Ramani Anup P, Abreu Sidney C, Desai Mihir M, Steinberg Andrew P, Ng Christopher, Lin Chia-Hsiang, Kaouk Jihad H, Gill Inderbir S
Section of Laparoscopic and Minimally Invasive Surgery, Urological Institute, Cleveland Clinic Foundation, Cleveland, Ohio 44195, USA.
Urology. 2003 Aug;62(2):223-6. doi: 10.1016/s0090-4295(03)00366-2.
To report our experience with laparoscopic partial nephrectomy for renal tumor with concomitant adrenalectomy. An upper pole renal tumor may contiguously involve the adrenal gland, requiring concomitant adrenalectomy. Although commonly performed in the setting of laparoscopic radical nephrectomy, concomitant adrenalectomy has not been described during laparoscopic partial nephrectomy.
Four patients with an upper pole renal tumor and suspected adrenal involvement underwent laparoscopic partial nephrectomy with concomitant ipsilateral adrenalectomy. Preoperative three-dimensional computed tomography revealed the renal tumor to be closely abutting the adrenal gland in 3 patients and a 4-cm adrenal mass in 1 patient. The mean renal tumor size was 3.2 cm (range 1.4 to 6.6). To maintain oncologic principles, our transperitoneal laparoscopic technique excises the adrenal gland en bloc with the renal tumor. As such, adrenalectomy is performed first, followed by partial nephrectomy, incorporating hilar control, tumor excision, and sutured renal reconstruction.
All four procedures were performed without open conversion or intraoperative complications.

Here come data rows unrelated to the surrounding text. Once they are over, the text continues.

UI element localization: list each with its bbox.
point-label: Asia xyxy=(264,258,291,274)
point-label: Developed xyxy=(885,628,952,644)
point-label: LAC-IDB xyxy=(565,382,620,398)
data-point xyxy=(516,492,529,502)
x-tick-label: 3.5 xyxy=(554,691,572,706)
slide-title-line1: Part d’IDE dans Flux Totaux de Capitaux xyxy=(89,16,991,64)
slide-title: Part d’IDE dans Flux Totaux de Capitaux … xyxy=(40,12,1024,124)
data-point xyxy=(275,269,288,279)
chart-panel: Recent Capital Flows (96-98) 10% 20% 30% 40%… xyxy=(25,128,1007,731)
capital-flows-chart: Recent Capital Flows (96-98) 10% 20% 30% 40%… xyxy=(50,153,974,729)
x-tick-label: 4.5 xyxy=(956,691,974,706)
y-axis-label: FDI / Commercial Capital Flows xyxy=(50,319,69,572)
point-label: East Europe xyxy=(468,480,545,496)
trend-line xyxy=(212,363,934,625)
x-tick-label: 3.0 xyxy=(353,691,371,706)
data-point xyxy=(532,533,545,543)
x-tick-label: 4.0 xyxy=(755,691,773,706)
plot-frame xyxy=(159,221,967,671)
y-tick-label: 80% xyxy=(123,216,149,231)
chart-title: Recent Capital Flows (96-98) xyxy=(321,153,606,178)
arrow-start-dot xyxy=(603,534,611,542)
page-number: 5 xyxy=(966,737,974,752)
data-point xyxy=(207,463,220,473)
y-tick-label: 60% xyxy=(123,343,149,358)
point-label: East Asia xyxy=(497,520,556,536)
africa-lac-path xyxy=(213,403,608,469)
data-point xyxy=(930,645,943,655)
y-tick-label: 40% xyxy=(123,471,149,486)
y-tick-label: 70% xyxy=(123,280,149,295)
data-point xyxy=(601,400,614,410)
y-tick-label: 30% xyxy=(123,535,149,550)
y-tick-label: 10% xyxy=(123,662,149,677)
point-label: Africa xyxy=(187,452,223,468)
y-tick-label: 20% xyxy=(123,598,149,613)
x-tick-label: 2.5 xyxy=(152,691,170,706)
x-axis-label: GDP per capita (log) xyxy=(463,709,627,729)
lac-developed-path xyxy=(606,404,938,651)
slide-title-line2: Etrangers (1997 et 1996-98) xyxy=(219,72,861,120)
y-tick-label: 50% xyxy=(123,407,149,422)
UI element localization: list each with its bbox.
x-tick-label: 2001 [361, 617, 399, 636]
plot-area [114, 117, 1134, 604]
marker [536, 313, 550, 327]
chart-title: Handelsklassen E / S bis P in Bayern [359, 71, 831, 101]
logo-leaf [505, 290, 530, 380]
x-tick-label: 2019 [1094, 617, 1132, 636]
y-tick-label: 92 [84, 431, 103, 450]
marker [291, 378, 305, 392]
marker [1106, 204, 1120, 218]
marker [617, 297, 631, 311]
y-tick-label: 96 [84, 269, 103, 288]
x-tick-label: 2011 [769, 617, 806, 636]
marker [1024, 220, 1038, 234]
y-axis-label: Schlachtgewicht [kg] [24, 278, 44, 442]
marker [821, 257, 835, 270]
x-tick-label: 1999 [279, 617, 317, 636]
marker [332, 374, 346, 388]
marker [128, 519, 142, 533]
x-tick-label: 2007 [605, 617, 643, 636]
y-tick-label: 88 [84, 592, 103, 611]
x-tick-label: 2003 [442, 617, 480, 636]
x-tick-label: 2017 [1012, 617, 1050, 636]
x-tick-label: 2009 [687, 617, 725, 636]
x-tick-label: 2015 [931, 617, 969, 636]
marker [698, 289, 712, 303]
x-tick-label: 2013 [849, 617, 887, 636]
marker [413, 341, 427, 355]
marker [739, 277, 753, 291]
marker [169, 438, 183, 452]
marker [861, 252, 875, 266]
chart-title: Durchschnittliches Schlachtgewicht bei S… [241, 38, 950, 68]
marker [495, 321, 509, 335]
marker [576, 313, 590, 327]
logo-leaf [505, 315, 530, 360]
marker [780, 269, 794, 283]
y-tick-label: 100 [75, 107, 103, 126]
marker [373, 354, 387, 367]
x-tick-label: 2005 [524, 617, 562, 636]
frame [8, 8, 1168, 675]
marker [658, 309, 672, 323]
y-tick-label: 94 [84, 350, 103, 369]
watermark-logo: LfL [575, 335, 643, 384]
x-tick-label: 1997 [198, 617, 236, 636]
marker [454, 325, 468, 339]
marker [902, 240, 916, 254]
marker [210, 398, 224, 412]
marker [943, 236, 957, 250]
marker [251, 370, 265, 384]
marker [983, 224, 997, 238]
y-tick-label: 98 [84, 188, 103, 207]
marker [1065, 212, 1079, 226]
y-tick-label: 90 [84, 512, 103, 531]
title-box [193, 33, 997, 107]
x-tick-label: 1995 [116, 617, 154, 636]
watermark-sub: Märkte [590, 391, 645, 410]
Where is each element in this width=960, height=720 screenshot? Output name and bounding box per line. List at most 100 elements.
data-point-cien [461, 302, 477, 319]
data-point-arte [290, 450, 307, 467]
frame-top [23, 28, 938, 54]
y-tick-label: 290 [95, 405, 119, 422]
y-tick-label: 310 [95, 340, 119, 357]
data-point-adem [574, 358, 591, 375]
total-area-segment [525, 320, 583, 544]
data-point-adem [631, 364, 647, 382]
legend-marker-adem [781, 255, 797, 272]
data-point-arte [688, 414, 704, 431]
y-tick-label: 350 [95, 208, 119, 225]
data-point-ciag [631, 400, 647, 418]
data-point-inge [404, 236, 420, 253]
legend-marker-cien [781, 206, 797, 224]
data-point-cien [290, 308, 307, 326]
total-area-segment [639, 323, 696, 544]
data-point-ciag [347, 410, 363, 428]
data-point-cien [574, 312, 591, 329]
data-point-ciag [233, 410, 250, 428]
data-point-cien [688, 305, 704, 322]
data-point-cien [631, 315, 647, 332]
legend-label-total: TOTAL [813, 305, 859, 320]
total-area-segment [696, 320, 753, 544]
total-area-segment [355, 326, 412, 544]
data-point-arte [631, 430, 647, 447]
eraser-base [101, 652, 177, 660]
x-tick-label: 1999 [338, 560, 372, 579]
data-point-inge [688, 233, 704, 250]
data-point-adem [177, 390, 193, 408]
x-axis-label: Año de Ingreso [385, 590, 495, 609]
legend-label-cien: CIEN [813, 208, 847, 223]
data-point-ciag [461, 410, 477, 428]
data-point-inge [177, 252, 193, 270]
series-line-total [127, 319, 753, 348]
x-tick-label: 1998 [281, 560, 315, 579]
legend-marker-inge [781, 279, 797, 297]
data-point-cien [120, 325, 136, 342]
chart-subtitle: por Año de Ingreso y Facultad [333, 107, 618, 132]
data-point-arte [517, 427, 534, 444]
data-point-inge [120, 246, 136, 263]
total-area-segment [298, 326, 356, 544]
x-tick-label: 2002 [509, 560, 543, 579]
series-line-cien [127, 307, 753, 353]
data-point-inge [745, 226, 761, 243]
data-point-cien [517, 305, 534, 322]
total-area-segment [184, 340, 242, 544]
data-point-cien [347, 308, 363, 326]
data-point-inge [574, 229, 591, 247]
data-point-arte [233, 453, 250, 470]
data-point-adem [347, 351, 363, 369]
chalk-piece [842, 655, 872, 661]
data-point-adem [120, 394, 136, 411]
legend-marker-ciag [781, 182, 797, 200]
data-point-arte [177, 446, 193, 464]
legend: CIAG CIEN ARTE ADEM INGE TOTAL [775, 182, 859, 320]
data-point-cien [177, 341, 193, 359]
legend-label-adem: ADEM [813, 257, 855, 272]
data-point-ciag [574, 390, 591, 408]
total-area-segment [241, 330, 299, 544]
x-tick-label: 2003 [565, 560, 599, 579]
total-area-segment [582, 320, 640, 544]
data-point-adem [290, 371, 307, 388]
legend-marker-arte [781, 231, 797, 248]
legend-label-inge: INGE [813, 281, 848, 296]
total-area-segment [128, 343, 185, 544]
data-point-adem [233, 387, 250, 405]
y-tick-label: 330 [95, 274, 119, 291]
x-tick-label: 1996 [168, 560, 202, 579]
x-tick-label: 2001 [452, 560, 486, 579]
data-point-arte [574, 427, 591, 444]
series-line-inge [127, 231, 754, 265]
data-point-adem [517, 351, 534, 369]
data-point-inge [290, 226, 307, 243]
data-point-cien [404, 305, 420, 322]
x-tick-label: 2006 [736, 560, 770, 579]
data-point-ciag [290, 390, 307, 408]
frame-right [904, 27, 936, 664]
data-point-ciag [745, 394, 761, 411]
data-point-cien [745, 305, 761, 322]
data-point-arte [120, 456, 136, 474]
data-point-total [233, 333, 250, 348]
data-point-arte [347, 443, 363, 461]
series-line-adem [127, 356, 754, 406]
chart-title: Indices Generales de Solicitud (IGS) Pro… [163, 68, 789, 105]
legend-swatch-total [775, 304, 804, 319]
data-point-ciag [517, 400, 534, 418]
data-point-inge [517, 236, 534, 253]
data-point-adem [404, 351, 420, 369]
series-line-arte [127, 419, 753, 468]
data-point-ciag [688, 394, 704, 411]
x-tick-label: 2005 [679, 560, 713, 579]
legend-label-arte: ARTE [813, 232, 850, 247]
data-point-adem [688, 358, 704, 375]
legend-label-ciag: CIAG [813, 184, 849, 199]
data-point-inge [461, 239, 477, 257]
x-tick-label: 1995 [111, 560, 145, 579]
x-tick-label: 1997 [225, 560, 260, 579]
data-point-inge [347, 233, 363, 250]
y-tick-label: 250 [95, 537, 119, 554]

The mean renal warm ischemia time was 36 minutes, estimated blood loss 169 mL, total operating time 3.9 hours, and hospital stay 3.2 days. One patient developed a transient urinary leak postoperatively. Pathologic examination of the renal tumor revealed renal cell carcinoma (n = 1), dystrophic calcification with ectopic bone formation (n = 1), adult mesoblastic nephroma (n = 1), and subcapsular heterotopic adrenal cortex with cyst (n = 1), all with negative surgical margins. Pathologic examination of the adrenal gland revealed adenoma in 1 case and a normal adrenal gland without malignant involvement in 3 cases. All patients were disease free at last follow-up (mean 6.2 months, range 2 to 12).
In patients with an upper pole renal tumor and radiologically suspected adrenal involvement, laparoscopic partial nephrectomy with concomitant adrenalectomy can be performed efficaciously respecting oncologic principles.
报告我们对合并肾上腺切除术的肾肿瘤行腹腔镜部分肾切除术的经验。肾上极肾肿瘤可能会连续累及肾上腺,需要同时进行肾上腺切除术。虽然在腹腔镜根治性肾切除术时肾上腺切除术很常见,但在腹腔镜部分肾切除术期间尚未有相关描述。
4例肾上极肾肿瘤且怀疑肾上腺受累的患者接受了腹腔镜部分肾切除术并同期行同侧肾上腺切除术。术前三维计算机断层扫描显示,3例患者的肾肿瘤紧邻肾上腺,1例患者有一个4厘米的肾上腺肿块。肾肿瘤平均大小为3.2厘米(范围1.4至6.6厘米)。为遵循肿瘤学原则,我们的经腹腹腔镜技术将肾上腺与肾肿瘤整块切除。因此,先进行肾上腺切除术,然后是部分肾切除术,包括肾门控制、肿瘤切除和缝合肾重建。
所有4例手术均未转为开放手术,也未发生术中并发症。平均肾热缺血时间为36分钟,估计失血量169毫升,总手术时间3.9小时,住院时间3.2天。1例患者术后出现短暂尿漏。肾肿瘤的病理检查显示肾细胞癌(n = 1)、伴有异位骨形成的营养不良性钙化(n = 1)、成人中胚叶肾瘤(n = 1)和伴有囊肿的包膜下异位肾上腺皮质(n = 1),所有病例手术切缘均为阴性。肾上腺的病理检查显示1例为腺瘤,3例肾上腺正常无恶性累及。所有患者在最后一次随访时均无疾病(平均6.2个月,范围2至12个月)。
对于肾上极肾肿瘤且影像学怀疑肾上腺受累的患者,在遵循肿瘤学原则的情况下,可有效地进行腹腔镜部分肾切除术并同期行肾上腺切除术。